Life after the plant
The transition has been hard. Sandie is now doing construction on a data center in Indiana — the same kind of facility Ford has said it may one day make batteries for — staying at an Airbnb during the week and facing a commute of about an hour and a half home, compared to her old 20-minute drive. She corrected the record gently but firmly on one point of language: she doesn't say she was laid off. "I was terminated. Terminated, fired," she said. "I don't want to make it sound better."
Quoting her own words to the Times, Phil asked what "it's a struggle now trying to find something that's comparable" means day to day. A January job fair held just for BlueOval workers had "decent jobs, but not comparable jobs," Sandie said — many paying under $20 an hour, and some requiring drives to Bowling Green that workers couldn't make. She's thankful to have found something comparable, but the long commute is the cost.

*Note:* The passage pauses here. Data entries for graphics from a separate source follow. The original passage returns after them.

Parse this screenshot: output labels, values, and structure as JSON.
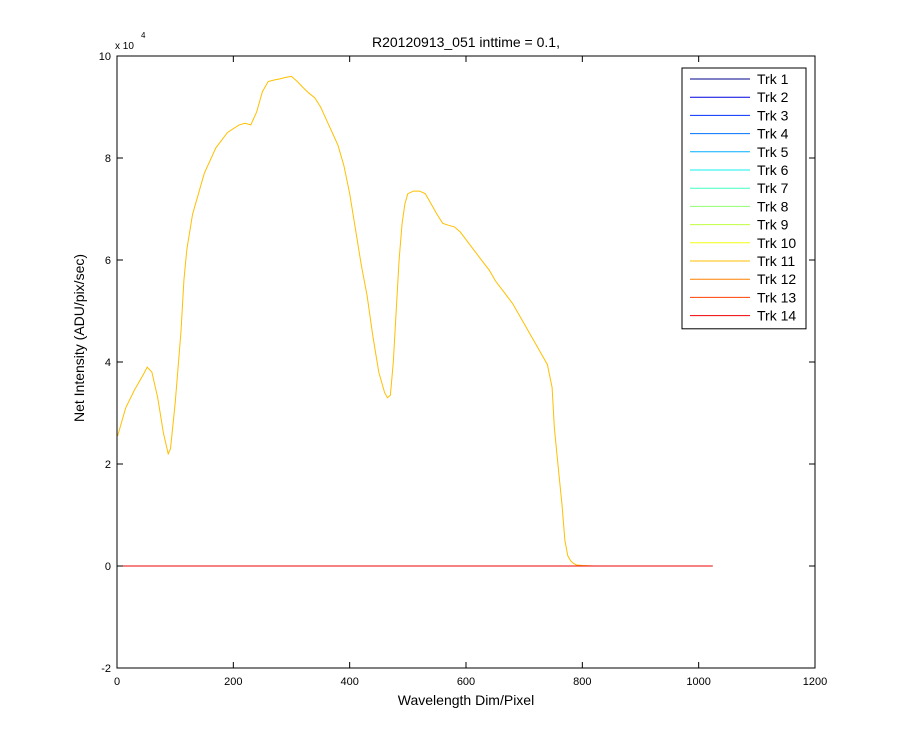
{
  "chart_data": {
    "type": "line",
    "title": "R20120913_051 inttime = 0.1,",
    "xlabel": "Wavelength Dim/Pixel",
    "ylabel": "Net Intensity (ADU/pix/sec)",
    "xlim": [
      0,
      1200
    ],
    "ylim": [
      -20000,
      100000
    ],
    "x_ticks": [
      0,
      200,
      400,
      600,
      800,
      1000,
      1200
    ],
    "x_tick_labels": [
      "0",
      "200",
      "400",
      "600",
      "800",
      "1000",
      "1200"
    ],
    "y_ticks": [
      -20000,
      0,
      20000,
      40000,
      60000,
      80000,
      100000
    ],
    "y_tick_labels": [
      "-2",
      "0",
      "2",
      "4",
      "6",
      "8",
      "10"
    ],
    "y_exponent_label": {
      "base": "x 10",
      "power": "4"
    },
    "grid": false,
    "legend_position": "top-right",
    "series": [
      {
        "name": "Trk 1",
        "color": "#00008f",
        "x": [
          1,
          1024
        ],
        "y": [
          0,
          0
        ]
      },
      {
        "name": "Trk 2",
        "color": "#0000df",
        "x": [
          1,
          1024
        ],
        "y": [
          0,
          0
        ]
      },
      {
        "name": "Trk 3",
        "color": "#0030ff",
        "x": [
          1,
          1024
        ],
        "y": [
          0,
          0
        ]
      },
      {
        "name": "Trk 4",
        "color": "#0070ff",
        "x": [
          1,
          1024
        ],
        "y": [
          0,
          0
        ]
      },
      {
        "name": "Trk 5",
        "color": "#00afff",
        "x": [
          1,
          1024
        ],
        "y": [
          0,
          0
        ]
      },
      {
        "name": "Trk 6",
        "color": "#10efef",
        "x": [
          1,
          1024
        ],
        "y": [
          0,
          0
        ]
      },
      {
        "name": "Trk 7",
        "color": "#40ffbf",
        "x": [
          1,
          1024
        ],
        "y": [
          0,
          0
        ]
      },
      {
        "name": "Trk 8",
        "color": "#8fff70",
        "x": [
          1,
          1024
        ],
        "y": [
          0,
          0
        ]
      },
      {
        "name": "Trk 9",
        "color": "#bfff40",
        "x": [
          1,
          1024
        ],
        "y": [
          0,
          0
        ]
      },
      {
        "name": "Trk 10",
        "color": "#efff10",
        "x": [
          1,
          1024
        ],
        "y": [
          0,
          0
        ]
      },
      {
        "name": "Trk 11",
        "color": "#ffbf00",
        "x": [
          1,
          15,
          30,
          45,
          52,
          60,
          70,
          80,
          88,
          92,
          100,
          110,
          115,
          120,
          130,
          150,
          170,
          190,
          210,
          220,
          230,
          240,
          250,
          260,
          270,
          280,
          290,
          300,
          310,
          320,
          330,
          340,
          350,
          360,
          370,
          380,
          390,
          400,
          410,
          420,
          430,
          440,
          450,
          460,
          465,
          470,
          475,
          480,
          485,
          490,
          495,
          500,
          510,
          520,
          530,
          540,
          550,
          560,
          570,
          580,
          590,
          600,
          610,
          620,
          630,
          640,
          650,
          660,
          670,
          680,
          690,
          700,
          710,
          720,
          730,
          740,
          748,
          752,
          758,
          765,
          770,
          775,
          780,
          785,
          790,
          800,
          820,
          850,
          880,
          900,
          950,
          1000,
          1024
        ],
        "y": [
          25500,
          31000,
          34500,
          37500,
          39000,
          38000,
          33000,
          26000,
          22000,
          23000,
          32000,
          46000,
          56000,
          62000,
          69000,
          77000,
          82000,
          85000,
          86500,
          86800,
          86500,
          89000,
          93000,
          95000,
          95300,
          95500,
          95800,
          96000,
          95000,
          93800,
          92700,
          91800,
          90000,
          87500,
          85000,
          82500,
          78500,
          73000,
          66000,
          59000,
          53000,
          45000,
          38000,
          34000,
          33000,
          33500,
          40000,
          50000,
          60000,
          67000,
          71000,
          73000,
          73500,
          73500,
          73000,
          71000,
          69000,
          67200,
          66800,
          66500,
          65500,
          64000,
          62500,
          61000,
          59500,
          58000,
          56000,
          54500,
          53000,
          51500,
          49500,
          47500,
          45500,
          43500,
          41500,
          39500,
          35000,
          27000,
          20000,
          12000,
          5000,
          2000,
          1000,
          500,
          200,
          100,
          0,
          0,
          0,
          0,
          0,
          0,
          0
        ]
      },
      {
        "name": "Trk 12",
        "color": "#ff8000",
        "x": [
          1,
          1024
        ],
        "y": [
          0,
          0
        ]
      },
      {
        "name": "Trk 13",
        "color": "#ff4000",
        "x": [
          1,
          1024
        ],
        "y": [
          0,
          0
        ]
      },
      {
        "name": "Trk 14",
        "color": "#ef0000",
        "x": [
          1,
          1024
        ],
        "y": [
          0,
          0
        ]
      }
    ]
  }
}
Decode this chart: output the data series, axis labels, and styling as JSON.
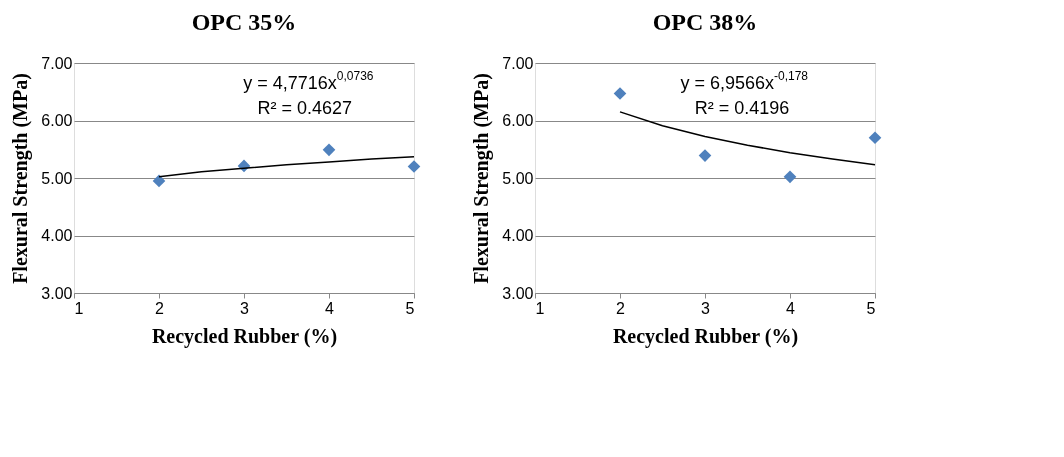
{
  "chart_data": [
    {
      "type": "scatter",
      "title": "OPC 35%",
      "xlabel": "Recycled Rubber (%)",
      "ylabel": "Flexural Strength (MPa)",
      "xlim": [
        1,
        5
      ],
      "xticks": [
        1,
        2,
        3,
        4,
        5
      ],
      "ylim": [
        3,
        7
      ],
      "yticks": [
        {
          "value": 3,
          "label": "3.00"
        },
        {
          "value": 4,
          "label": "4.00"
        },
        {
          "value": 5,
          "label": "5.00"
        },
        {
          "value": 6,
          "label": "6.00"
        },
        {
          "value": 7,
          "label": "7.00"
        }
      ],
      "grid": "y",
      "marker": "diamond",
      "series": [
        {
          "color": "#4f81bd",
          "x": [
            2,
            3,
            4,
            5
          ],
          "values": [
            4.95,
            5.21,
            5.49,
            5.2
          ]
        },
        {
          "type": "line",
          "marker": "none",
          "color": "#000000",
          "line_style": "solid",
          "x": [
            2,
            2.5,
            3,
            3.5,
            4,
            4.5,
            5
          ],
          "values": [
            5.02,
            5.11,
            5.17,
            5.23,
            5.28,
            5.33,
            5.37
          ]
        }
      ],
      "annotations": [
        "y = 4,7716x$^{0,0736}$",
        "R² = 0.4627"
      ]
    },
    {
      "type": "scatter",
      "title": "OPC 38%",
      "xlabel": "Recycled Rubber (%)",
      "ylabel": "Flexural Strength (MPa)",
      "xlim": [
        1,
        5
      ],
      "xticks": [
        1,
        2,
        3,
        4,
        5
      ],
      "ylim": [
        3,
        7
      ],
      "yticks": [
        {
          "value": 3,
          "label": "3.00"
        },
        {
          "value": 4,
          "label": "4.00"
        },
        {
          "value": 5,
          "label": "5.00"
        },
        {
          "value": 6,
          "label": "6.00"
        },
        {
          "value": 7,
          "label": "7.00"
        }
      ],
      "grid": "y",
      "marker": "diamond",
      "series": [
        {
          "color": "#4f81bd",
          "x": [
            2,
            3,
            4,
            5
          ],
          "values": [
            6.47,
            5.39,
            5.02,
            5.7
          ]
        },
        {
          "type": "line",
          "marker": "none",
          "color": "#000000",
          "line_style": "solid",
          "x": [
            2,
            2.5,
            3,
            3.5,
            4,
            4.5,
            5
          ],
          "values": [
            6.15,
            5.91,
            5.72,
            5.57,
            5.44,
            5.33,
            5.23
          ]
        }
      ],
      "annotations": [
        "y = 6,9566x$^{-0,178}$",
        "R² = 0.4196"
      ]
    }
  ]
}
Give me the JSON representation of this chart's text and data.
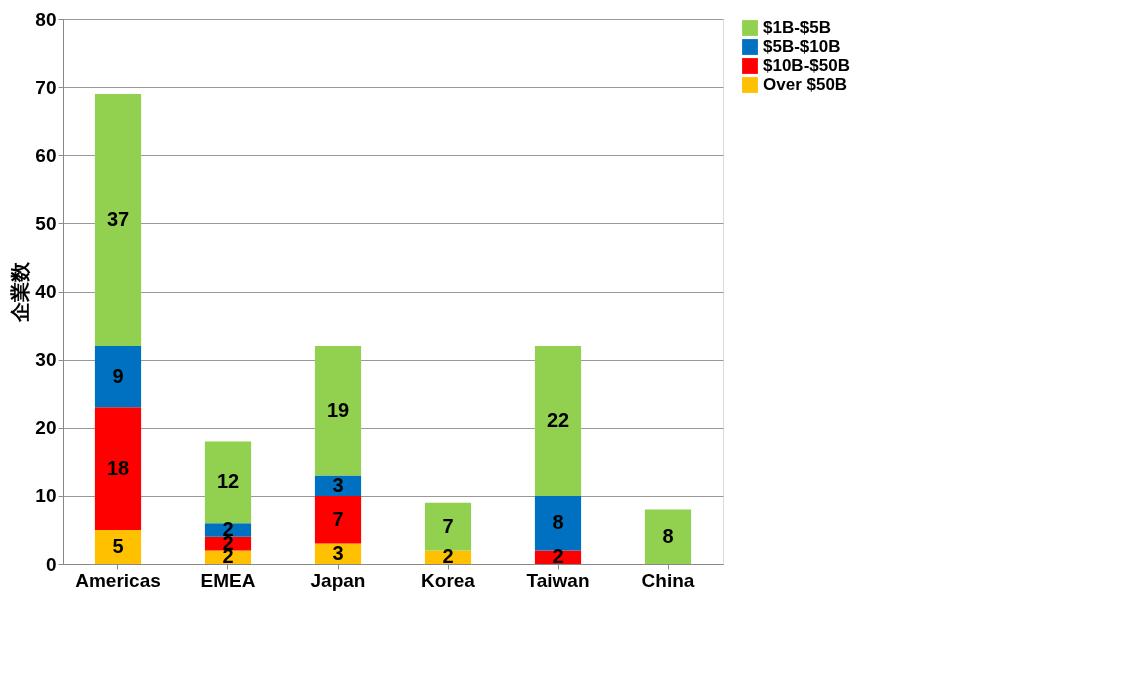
{
  "chart_data": {
    "type": "bar",
    "stacked": true,
    "ylabel": "企業数",
    "categories": [
      "Americas",
      "EMEA",
      "Japan",
      "Korea",
      "Taiwan",
      "China"
    ],
    "series": [
      {
        "name": "Over $50B",
        "color": "#ffc000",
        "values": [
          5,
          2,
          3,
          2,
          0,
          0
        ],
        "value_labels": [
          "5",
          "2",
          "3",
          "2",
          null,
          null
        ]
      },
      {
        "name": "$10B-$50B",
        "color": "#ff0000",
        "values": [
          18,
          2,
          7,
          0,
          2,
          0
        ],
        "value_labels": [
          "18",
          "2",
          "7",
          null,
          "2",
          null
        ]
      },
      {
        "name": "$5B-$10B",
        "color": "#0070c0",
        "values": [
          9,
          2,
          3,
          0,
          8,
          0
        ],
        "value_labels": [
          "9",
          "2",
          "3",
          null,
          "8",
          null
        ]
      },
      {
        "name": "$1B-$5B",
        "color": "#92d050",
        "values": [
          37,
          12,
          19,
          7,
          22,
          8
        ],
        "value_labels": [
          "37",
          "12",
          "19",
          "7",
          "22",
          "8"
        ]
      }
    ],
    "ylim": [
      0,
      80
    ],
    "yticks": [
      0,
      10,
      20,
      30,
      40,
      50,
      60,
      70,
      80
    ],
    "grid": "y",
    "legend": "right"
  }
}
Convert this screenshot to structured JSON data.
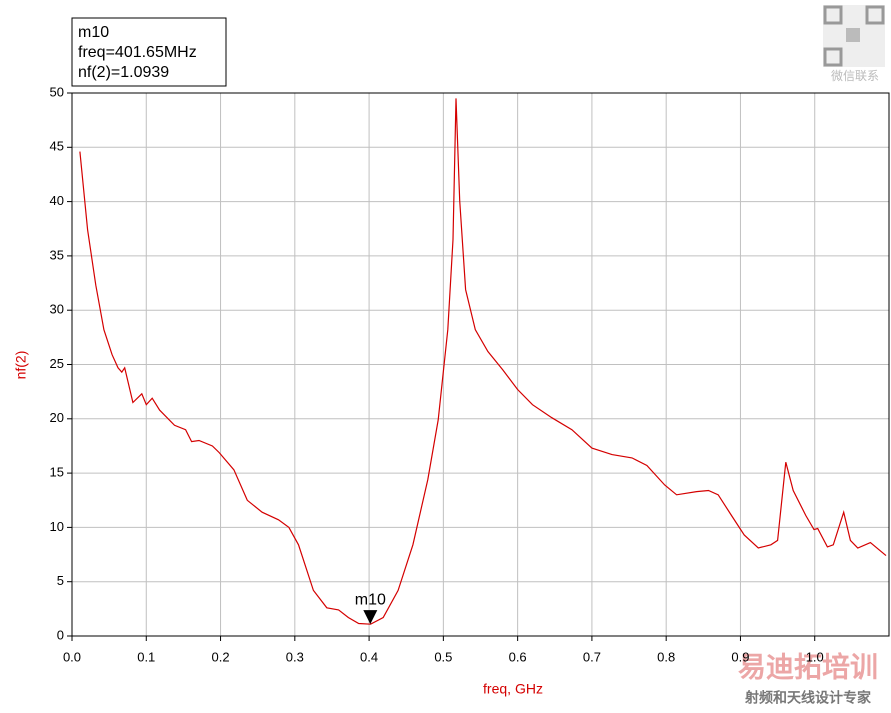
{
  "chart_data": {
    "type": "line",
    "x_label": "freq, GHz",
    "y_label": "nf(2)",
    "x": [
      0.0107,
      0.021,
      0.032,
      0.043,
      0.054,
      0.062,
      0.067,
      0.071,
      0.082,
      0.094,
      0.1,
      0.108,
      0.118,
      0.138,
      0.153,
      0.161,
      0.171,
      0.189,
      0.198,
      0.218,
      0.236,
      0.256,
      0.278,
      0.292,
      0.305,
      0.325,
      0.343,
      0.359,
      0.372,
      0.386,
      0.402,
      0.419,
      0.439,
      0.459,
      0.479,
      0.493,
      0.506,
      0.513,
      0.517,
      0.522,
      0.53,
      0.543,
      0.56,
      0.58,
      0.6,
      0.62,
      0.646,
      0.673,
      0.7,
      0.727,
      0.754,
      0.774,
      0.798,
      0.814,
      0.841,
      0.857,
      0.87,
      0.888,
      0.905,
      0.924,
      0.941,
      0.95,
      0.961,
      0.971,
      0.988,
      0.999,
      1.004,
      1.017,
      1.025,
      1.039,
      1.048,
      1.058,
      1.075,
      1.096
    ],
    "series": [
      {
        "color": "#d40000",
        "values": [
          44.6,
          37.4,
          32.3,
          28.2,
          25.9,
          24.7,
          24.3,
          24.7,
          21.5,
          22.3,
          21.3,
          21.9,
          20.8,
          19.4,
          19.0,
          17.9,
          18.0,
          17.5,
          16.9,
          15.3,
          12.5,
          11.4,
          10.7,
          10.0,
          8.4,
          4.2,
          2.6,
          2.4,
          1.7,
          1.15,
          1.09,
          1.7,
          4.2,
          8.4,
          14.4,
          19.9,
          28.2,
          36.5,
          49.5,
          40.1,
          31.9,
          28.2,
          26.2,
          24.5,
          22.7,
          21.3,
          20.1,
          19.0,
          17.3,
          16.7,
          16.4,
          15.7,
          13.9,
          13.0,
          13.3,
          13.4,
          13.0,
          11.1,
          9.3,
          8.1,
          8.4,
          8.8,
          16.0,
          13.4,
          11.1,
          9.8,
          9.9,
          8.2,
          8.4,
          11.4,
          8.8,
          8.1,
          8.6,
          7.4
        ]
      }
    ],
    "xlim": [
      0,
      1.1
    ],
    "ylim": [
      0,
      50
    ],
    "xticks": [
      {
        "value": 0,
        "label": "0.0"
      },
      0.1,
      0.2,
      0.3,
      0.4,
      0.5,
      0.6,
      0.7,
      0.8,
      0.9,
      {
        "value": 1,
        "label": "1.0"
      }
    ],
    "yticks": [
      0,
      5,
      10,
      15,
      20,
      25,
      30,
      35,
      40,
      45,
      50
    ],
    "grid": true,
    "marker": {
      "name": "m10",
      "x": 0.40165,
      "y": 1.0939,
      "lines": [
        "freq=401.65MHz",
        "nf(2)=1.0939"
      ]
    }
  },
  "watermarks": [
    "微信联系",
    "易迪拓培训",
    "射频和天线设计专家"
  ]
}
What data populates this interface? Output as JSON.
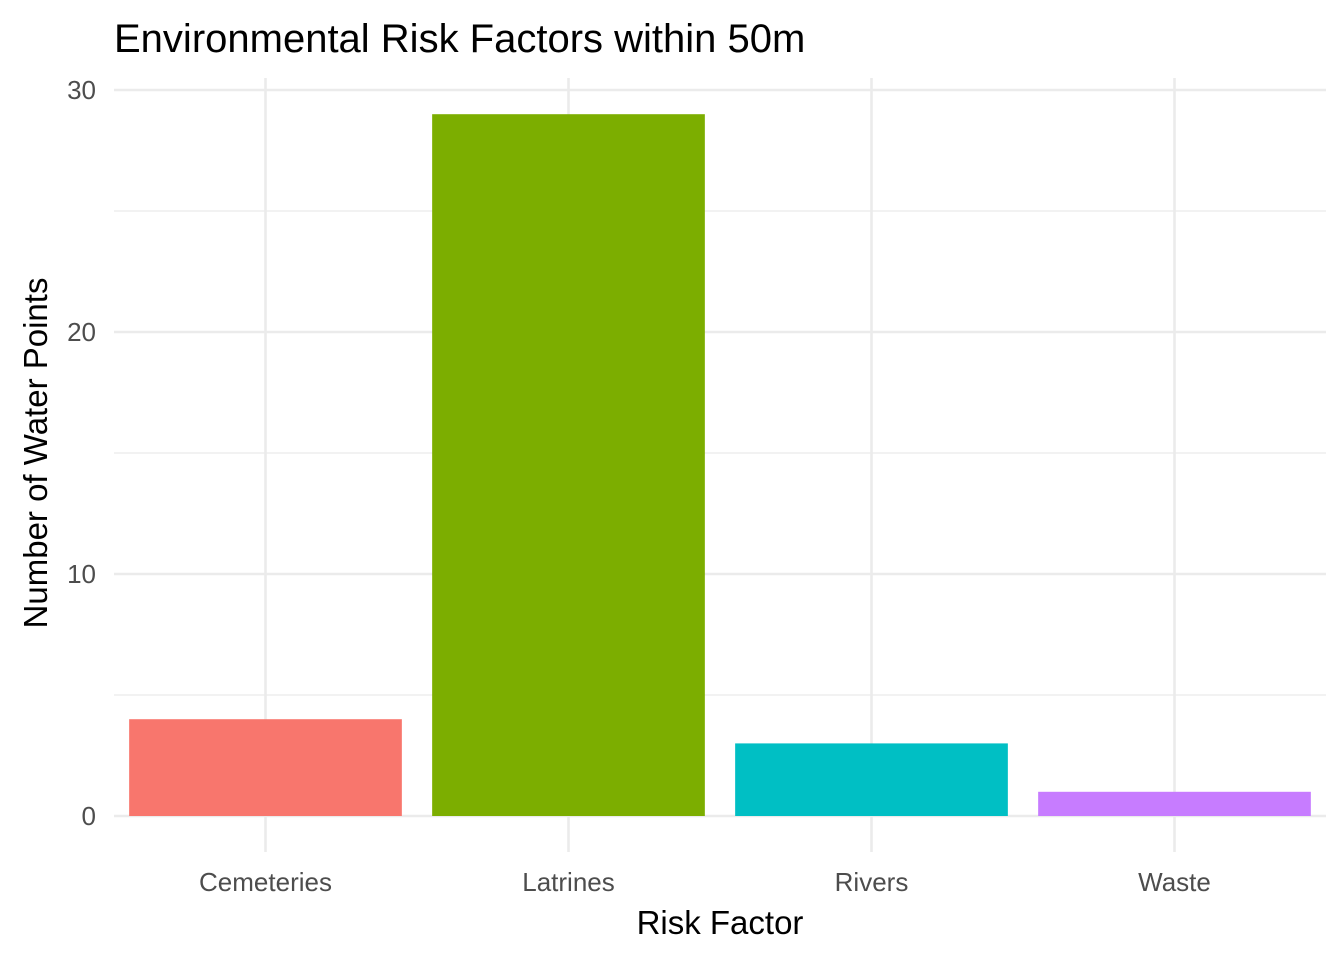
{
  "chart_data": {
    "type": "bar",
    "title": "Environmental Risk Factors within 50m",
    "xlabel": "Risk Factor",
    "ylabel": "Number of Water Points",
    "categories": [
      "Cemeteries",
      "Latrines",
      "Rivers",
      "Waste"
    ],
    "values": [
      4,
      29,
      3,
      1
    ],
    "colors": [
      "#F8766D",
      "#7CAE00",
      "#00BFC4",
      "#C77CFF"
    ],
    "ylim": [
      0,
      30
    ],
    "yticks": [
      0,
      10,
      20,
      30
    ],
    "grid": true,
    "legend": "none"
  }
}
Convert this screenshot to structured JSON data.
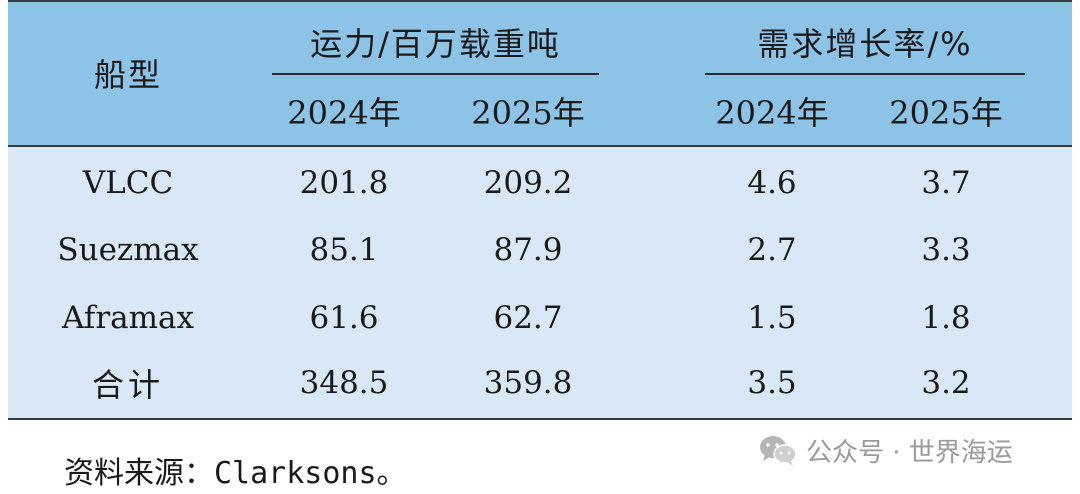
{
  "table": {
    "header": {
      "col_ship_type": "船型",
      "group_capacity": "运力/百万载重吨",
      "group_demand": "需求增长率/%",
      "year_2024": "2024年",
      "year_2025": "2025年"
    },
    "rows": [
      {
        "label": "VLCC",
        "cap2024": "201.8",
        "cap2025": "209.2",
        "dem2024": "4.6",
        "dem2025": "3.7"
      },
      {
        "label": "Suezmax",
        "cap2024": "85.1",
        "cap2025": "87.9",
        "dem2024": "2.7",
        "dem2025": "3.3"
      },
      {
        "label": "Aframax",
        "cap2024": "61.6",
        "cap2025": "62.7",
        "dem2024": "1.5",
        "dem2025": "1.8"
      },
      {
        "label": "合计",
        "cap2024": "348.5",
        "cap2025": "359.8",
        "dem2024": "3.5",
        "dem2025": "3.2"
      }
    ]
  },
  "source_note": "资料来源：Clarksons。",
  "watermark": {
    "icon": "wechat-icon",
    "text": "公众号 · 世界海运"
  },
  "colors": {
    "header_bg": "#8ec3e8",
    "body_bg": "#d9e8f6"
  }
}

Out of that hardship, she's building forward. She's applied to become an electrician — "a whole long process" — and in the meantime works construction, which she loves. She also mentioned Canadian Solar, a startup in Jeffersonville hiring locally, with a manufacturing training program that sends new hires to China for three months. And she's started her own wellness tea venture, focused on holistic, made-from-scratch teas. "I feel like God gave us all the tools that we need to be healthy," she said, describing a "wellness on the go" idea for people who want to care for themselves "from the inside out." Phil promised to help share the details on HardinLocal.com once she has a page up.
Looking ahead
On Ford's stated plan to reopen the factory to make large batteries for data centers and utilities — about 2,100 jobs, with laid-off workers able to apply but not guaranteed a spot — Sandie was direct. "I think they should take us all back," she said. "We already know how the building's laid out, how it works. You don't have a workforce — you can take us." Phil agreed the existing local workforce was an asset: "You had the workforce right here."
Asked how the community feels about everything it invested — roughly $250 million in infrastructure, a training facility at ECTC, tax breaks, even a sister-city relationship with South Korea — Sandie's answer was one word, repeated softly: "Disappointed."
But she ended on encouragement, not anger. Speaking to anyone watching who's been let go and is trying to figure out what's next, she said: "Take this time to figure yourself out, so that you don't have a job — you have a career. Something long lasting that will propel you into your future." Phil thanked her for that spirit. "I really appreciate your positivity in a really bad situation," he said. "Appreciate your honesty."
Closing the segment, Phil pointed viewers to the full New York Times article, linked on HardinLocal.com, and spoke directly to those affected: "If you're a former BlueOval worker or know someone who is, drop a comment. We see you. This community sees you."